Southbend has been making foodservice equipment for more than 100 years. All this experience has resulted in a Southbend griddle that'll endure repeated, strenuous use in a commercial kitchen while producing consistent cooking power. Griddles and charbroilers are similar but can produce significantly different results, depending on the food you're cooking, but Southbend pieces are always reliable. We'll go over the different styles of griddle and charbroiler below to help you find the perfect piece.

Common Questions About Southbend Griddles & Charbroilers

What's the difference between a Southbend griddle and charbroiler?

Southbend griddles and charbroilers are similar in almost every aspect except the actual cooking surface. Both have a heating element underneath a metal plate, but the charbroiler plate is ridged and grooved, while a griddle plate is flat.

As a result, Southbend charbroilers will produce food with distinctive grill marks – an attractive aesthetic and contrasting texture on the finished product. A Southbend griddle, on the other hand, is necessary for cooking anything with a liquid component, such as pancakes or eggs, which would run between the grooves of a charbroiler.

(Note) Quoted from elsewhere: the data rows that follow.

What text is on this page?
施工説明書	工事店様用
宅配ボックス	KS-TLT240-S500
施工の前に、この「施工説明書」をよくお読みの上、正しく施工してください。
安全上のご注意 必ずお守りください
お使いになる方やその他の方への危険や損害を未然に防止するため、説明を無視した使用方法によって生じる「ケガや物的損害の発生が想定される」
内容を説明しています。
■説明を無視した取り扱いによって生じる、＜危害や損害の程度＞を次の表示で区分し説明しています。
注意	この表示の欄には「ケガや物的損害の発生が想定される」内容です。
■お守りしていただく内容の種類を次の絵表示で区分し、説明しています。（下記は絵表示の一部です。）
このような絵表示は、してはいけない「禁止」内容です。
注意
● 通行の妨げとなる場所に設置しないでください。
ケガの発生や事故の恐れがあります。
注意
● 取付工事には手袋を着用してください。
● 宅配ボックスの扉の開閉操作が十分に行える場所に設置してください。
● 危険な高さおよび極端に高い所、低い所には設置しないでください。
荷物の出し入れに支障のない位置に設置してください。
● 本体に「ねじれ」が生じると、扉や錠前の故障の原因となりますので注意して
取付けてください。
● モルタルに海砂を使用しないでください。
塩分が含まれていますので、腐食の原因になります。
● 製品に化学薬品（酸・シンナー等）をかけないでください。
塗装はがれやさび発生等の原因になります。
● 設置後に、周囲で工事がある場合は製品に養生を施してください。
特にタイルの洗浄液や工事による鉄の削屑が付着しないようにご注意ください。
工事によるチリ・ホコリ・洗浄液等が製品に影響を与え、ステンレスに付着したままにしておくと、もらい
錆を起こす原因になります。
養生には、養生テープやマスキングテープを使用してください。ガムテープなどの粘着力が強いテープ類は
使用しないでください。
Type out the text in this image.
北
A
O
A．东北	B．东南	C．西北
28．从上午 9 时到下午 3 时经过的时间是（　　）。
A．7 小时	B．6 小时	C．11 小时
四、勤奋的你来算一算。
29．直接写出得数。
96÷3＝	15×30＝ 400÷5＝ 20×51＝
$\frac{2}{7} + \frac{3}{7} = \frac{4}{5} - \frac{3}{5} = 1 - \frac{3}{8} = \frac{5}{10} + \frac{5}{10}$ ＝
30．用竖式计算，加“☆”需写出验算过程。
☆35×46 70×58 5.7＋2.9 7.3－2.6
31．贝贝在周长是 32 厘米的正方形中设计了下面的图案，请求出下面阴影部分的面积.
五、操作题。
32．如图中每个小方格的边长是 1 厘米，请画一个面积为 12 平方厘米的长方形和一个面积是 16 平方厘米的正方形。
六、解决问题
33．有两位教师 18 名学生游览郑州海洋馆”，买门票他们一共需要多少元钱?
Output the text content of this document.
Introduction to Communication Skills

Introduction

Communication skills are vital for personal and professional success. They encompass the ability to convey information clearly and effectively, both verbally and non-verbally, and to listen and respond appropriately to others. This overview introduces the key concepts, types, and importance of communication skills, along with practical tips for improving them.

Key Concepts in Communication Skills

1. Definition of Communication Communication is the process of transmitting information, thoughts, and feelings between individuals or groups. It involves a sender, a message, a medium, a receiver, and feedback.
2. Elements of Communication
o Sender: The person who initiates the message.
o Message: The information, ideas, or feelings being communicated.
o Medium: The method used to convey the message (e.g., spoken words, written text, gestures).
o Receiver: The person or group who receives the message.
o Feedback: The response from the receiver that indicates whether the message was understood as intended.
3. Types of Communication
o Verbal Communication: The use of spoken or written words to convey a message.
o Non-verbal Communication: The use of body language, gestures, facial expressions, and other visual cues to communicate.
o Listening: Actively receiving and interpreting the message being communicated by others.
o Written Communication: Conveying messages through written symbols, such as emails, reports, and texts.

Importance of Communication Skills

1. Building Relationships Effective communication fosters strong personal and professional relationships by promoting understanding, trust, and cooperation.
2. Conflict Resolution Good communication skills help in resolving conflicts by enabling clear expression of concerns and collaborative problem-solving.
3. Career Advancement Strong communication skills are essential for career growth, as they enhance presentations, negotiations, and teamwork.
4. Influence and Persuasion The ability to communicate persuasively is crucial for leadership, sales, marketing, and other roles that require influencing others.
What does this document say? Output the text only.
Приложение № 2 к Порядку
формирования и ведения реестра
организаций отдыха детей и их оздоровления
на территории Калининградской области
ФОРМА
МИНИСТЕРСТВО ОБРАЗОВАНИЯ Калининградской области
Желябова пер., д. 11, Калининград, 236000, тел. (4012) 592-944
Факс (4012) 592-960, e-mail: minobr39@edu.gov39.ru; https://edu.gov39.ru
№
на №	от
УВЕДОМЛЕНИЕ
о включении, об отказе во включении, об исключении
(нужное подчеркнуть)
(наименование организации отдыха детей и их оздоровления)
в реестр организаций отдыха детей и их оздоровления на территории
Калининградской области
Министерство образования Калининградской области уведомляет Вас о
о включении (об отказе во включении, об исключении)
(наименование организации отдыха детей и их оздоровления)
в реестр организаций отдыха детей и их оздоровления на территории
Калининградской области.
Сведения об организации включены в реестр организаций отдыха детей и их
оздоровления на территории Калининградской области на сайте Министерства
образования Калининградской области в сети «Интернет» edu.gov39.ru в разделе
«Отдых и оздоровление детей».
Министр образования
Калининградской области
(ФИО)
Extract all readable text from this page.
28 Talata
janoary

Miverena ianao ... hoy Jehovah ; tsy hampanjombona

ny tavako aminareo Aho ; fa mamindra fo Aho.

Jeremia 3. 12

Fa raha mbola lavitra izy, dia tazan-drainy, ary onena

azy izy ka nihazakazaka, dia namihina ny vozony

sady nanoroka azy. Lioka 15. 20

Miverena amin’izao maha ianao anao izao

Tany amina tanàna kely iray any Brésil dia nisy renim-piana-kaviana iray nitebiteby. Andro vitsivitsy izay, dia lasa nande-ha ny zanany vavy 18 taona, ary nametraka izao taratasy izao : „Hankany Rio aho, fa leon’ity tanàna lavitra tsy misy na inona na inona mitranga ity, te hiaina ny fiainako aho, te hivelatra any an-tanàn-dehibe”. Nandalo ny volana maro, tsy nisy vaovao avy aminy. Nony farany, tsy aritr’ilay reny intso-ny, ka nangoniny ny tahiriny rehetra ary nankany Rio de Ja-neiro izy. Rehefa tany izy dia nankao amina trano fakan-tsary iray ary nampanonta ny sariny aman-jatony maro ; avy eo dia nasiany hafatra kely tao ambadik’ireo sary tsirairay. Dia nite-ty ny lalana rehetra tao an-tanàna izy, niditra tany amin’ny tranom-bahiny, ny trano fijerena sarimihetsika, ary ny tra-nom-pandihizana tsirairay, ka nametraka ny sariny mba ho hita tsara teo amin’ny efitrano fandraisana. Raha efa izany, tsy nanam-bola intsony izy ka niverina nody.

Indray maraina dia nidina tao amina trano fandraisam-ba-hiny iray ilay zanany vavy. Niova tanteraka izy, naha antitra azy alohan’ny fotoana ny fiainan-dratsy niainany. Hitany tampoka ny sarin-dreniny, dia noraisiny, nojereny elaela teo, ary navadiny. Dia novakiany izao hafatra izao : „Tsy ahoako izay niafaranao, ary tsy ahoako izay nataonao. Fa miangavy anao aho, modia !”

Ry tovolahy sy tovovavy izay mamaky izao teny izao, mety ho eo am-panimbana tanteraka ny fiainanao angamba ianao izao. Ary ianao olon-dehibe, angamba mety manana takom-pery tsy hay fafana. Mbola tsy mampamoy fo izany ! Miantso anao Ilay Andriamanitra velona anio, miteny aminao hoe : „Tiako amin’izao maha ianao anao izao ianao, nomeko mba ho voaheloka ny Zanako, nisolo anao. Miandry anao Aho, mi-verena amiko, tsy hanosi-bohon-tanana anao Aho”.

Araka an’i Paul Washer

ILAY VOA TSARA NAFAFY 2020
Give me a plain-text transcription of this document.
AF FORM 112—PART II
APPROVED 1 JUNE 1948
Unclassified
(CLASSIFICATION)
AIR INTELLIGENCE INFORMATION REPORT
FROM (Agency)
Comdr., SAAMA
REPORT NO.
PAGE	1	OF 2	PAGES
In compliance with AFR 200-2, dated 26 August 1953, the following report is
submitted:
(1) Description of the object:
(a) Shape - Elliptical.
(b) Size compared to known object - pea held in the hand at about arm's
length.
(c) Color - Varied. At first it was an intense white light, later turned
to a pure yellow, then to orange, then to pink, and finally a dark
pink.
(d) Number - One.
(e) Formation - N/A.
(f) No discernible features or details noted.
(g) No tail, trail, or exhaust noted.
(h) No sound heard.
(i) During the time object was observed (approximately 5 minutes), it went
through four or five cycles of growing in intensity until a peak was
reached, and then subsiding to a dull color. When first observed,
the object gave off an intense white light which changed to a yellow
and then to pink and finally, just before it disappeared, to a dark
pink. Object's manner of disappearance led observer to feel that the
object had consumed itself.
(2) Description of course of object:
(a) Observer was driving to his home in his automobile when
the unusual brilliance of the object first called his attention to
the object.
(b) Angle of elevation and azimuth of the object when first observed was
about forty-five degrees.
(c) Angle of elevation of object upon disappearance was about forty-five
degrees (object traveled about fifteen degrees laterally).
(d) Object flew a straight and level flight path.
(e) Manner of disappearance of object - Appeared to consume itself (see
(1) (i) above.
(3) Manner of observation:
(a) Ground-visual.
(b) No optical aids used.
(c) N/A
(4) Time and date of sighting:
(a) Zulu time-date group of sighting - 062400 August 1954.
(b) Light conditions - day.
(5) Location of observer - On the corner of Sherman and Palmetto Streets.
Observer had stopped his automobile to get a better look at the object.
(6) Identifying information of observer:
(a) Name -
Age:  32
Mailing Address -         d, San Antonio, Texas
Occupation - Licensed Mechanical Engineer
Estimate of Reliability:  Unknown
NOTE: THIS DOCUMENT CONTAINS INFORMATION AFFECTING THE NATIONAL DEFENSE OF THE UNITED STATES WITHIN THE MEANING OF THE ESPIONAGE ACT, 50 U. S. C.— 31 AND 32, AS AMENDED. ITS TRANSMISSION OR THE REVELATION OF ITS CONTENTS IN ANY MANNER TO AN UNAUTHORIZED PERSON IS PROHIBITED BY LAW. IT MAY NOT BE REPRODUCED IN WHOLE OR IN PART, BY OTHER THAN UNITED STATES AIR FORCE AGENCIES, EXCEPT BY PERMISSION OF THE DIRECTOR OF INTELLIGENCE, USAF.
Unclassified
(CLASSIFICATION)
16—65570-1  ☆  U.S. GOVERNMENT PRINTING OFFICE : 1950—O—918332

Griddles often have fewer variable temperature zones than charbroilers, because they only have a single heating plate, while the grooves on a charbroiler can be heated to different temperatures by the multiple burners underneath. Southbend charbroilers and griddles both have grease catchers to facilitate cleaning. Griddles will have walls around the cooking surface to keep grease and food particles from falling off the plate.

Why does plate thickness matter?

The thickness of a griddle plate determines how quickly it'll heat up and how well it'll retain that heat. Thicker griddle plates won't heat up as quickly, but once they get hot, they'll retain that heat longer than a thinner griddle plate.

For operators, this means a thicker griddle plate is best for repeated, high-volume use, while a thinner griddle plate is better for sporadic, short-term use. Thicker plates will also last longer than thinner plates.

Almost all Southbend griddles come with a 1-inch-thick plate, which is a good middle ground that works for most operations.